I don’t know how to do this, Lord! I don’t know what to do let alone how to do it. I spin in circles like the Tasmanian Devil and hear only silence from You. Unbearable silence. I’m defeated by the truth that there is no fixing this. There are no good answers. No paths without pain. No solutions whatsoever. I need You to speak, to step in, to do something—something I can see—something that won’t hurt. Something that reveals a purpose for this madness.

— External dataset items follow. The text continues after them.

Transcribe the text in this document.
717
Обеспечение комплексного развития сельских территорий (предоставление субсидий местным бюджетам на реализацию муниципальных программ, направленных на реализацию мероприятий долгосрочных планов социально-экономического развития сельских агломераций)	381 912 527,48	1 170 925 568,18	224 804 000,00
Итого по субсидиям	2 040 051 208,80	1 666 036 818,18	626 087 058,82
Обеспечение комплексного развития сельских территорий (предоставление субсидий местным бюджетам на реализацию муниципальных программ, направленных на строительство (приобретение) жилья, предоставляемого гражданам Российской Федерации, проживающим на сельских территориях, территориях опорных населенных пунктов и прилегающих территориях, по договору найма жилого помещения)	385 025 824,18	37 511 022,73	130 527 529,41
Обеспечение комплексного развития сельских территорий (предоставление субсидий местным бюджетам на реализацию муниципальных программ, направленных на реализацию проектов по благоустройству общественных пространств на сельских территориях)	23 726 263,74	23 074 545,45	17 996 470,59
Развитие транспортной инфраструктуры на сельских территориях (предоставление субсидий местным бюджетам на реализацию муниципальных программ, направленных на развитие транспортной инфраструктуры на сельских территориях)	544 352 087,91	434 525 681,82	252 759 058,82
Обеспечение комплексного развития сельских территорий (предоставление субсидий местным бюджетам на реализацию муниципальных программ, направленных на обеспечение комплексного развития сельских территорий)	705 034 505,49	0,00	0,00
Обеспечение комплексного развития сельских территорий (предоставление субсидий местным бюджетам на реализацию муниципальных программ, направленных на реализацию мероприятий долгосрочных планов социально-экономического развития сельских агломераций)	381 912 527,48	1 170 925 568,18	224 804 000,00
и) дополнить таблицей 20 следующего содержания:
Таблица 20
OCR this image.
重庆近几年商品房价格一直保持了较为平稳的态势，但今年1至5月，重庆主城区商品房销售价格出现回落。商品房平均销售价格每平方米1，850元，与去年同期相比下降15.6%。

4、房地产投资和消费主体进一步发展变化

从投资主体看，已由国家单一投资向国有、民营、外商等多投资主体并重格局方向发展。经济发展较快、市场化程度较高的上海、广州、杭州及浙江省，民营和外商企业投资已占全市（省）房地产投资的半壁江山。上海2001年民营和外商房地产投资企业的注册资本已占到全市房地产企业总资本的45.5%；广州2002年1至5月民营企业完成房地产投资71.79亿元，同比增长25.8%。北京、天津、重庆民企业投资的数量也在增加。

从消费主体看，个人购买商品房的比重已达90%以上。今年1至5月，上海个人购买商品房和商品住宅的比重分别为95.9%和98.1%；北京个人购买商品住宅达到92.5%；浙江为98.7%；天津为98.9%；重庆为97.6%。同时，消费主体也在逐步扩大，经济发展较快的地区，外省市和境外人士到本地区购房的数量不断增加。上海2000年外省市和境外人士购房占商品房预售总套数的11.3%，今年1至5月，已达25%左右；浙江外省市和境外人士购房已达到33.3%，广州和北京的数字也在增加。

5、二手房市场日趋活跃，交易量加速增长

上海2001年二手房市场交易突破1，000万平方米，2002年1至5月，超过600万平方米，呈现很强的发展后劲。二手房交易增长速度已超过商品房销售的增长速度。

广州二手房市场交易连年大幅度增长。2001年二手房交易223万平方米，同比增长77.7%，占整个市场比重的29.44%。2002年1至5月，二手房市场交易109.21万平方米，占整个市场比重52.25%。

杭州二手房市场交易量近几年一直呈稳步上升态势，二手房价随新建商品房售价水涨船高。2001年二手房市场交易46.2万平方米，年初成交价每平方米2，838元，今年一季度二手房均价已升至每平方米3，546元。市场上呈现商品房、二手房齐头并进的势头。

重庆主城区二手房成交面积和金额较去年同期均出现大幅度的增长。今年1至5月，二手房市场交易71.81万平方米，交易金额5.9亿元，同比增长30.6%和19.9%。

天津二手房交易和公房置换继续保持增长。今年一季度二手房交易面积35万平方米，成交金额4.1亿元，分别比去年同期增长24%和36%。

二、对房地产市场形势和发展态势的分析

Something that carries me through Friday, Saturday, Sunday, and Monday. Something that prepares me for the silence I’ll return home to and wake up to Tuesday morning. Something other than the dread of that phone call coming; of the remaining pieces of my life-shattering at my feet.

I just need . . .



Posted by on August 20, 2016 in Adversity, Faith, Muscular Dystrophy


Tags: , , ,

8 responses to “Pre-Move-in Day Challenges

  1. Melanie

    August 20, 2016 at 11:58 am

    I “like” this only because it is the only option available to me on the blog page. Like life, no real option, only endurance. Oh Janet! My heart hurts for you and I long to tell you in some large, beautiful way that if I could-if I COULD-I would gladly bear a bit of your pain. But I can’t. No one can bear our pain but us. Shame shouts loudly but it lies. As far as I can tell, there are no “shoulds” on this awful journey. You are enduring. You are still trying. And that is all anyone can do.


    • Janet Boxx

      August 21, 2016 at 12:41 am

      One of the women who served as a care aide for Gracen after she was released from the hospital asked me to participate in a survey for a class she was taking a year or so ago. The last survey question was, What one word defines your perspective on life? (Not a direct quote). My answer was “survival”. Sometimes you survive for those you love. Sometimes you survive in hopes that a better day lies ahead. Sometimes survival is an accomplishment of epic proportions – at least on the battlefield of the mind. One day at a time.

      Liked by 1 person

  2. Amanda

    August 20, 2016 at 2:54 pm

    I second Melanie’s words. I’m across the street anytime you need someone to listen, hug, or cry with. Or even a distraction with some belly laughing. Laughter is good for the soul. When I’ve dealt with depression, learning to make bread really helped. Not that you should learn to make bread, but what is something you’ve always wanted to learn? Throw yourself at it. Rosetta Stone is free on the library’s website, as an idea. We all do the best we can, and that is enough. It really is.


    • Janet Boxx

      August 21, 2016 at 12:43 am

      Thanks Amanda! I used to make bread once a week before we moved to NW Arkansas. I’m actually thinking about taking a class about forensic criminology at NWACC. It sounds fascinating! Guess I better decide pretty quickly!


  3. Cleis Jordan

    August 20, 2016 at 7:48 pm

    Breathe, slowly, in and out a number of times any time you feel overwhelmed. It does wonders
    for your psyche, mind and body.
    Aunt Cleia


    • Janet Boxx

      August 20, 2016 at 8:00 pm

      So much better than hyperventilating!


  4. Judy Smith

    August 20, 2016 at 9:36 pm

    Oh Janet, I am so sorry. I can only pray that somehow God’s love & peace will flood & calm your tortured soul.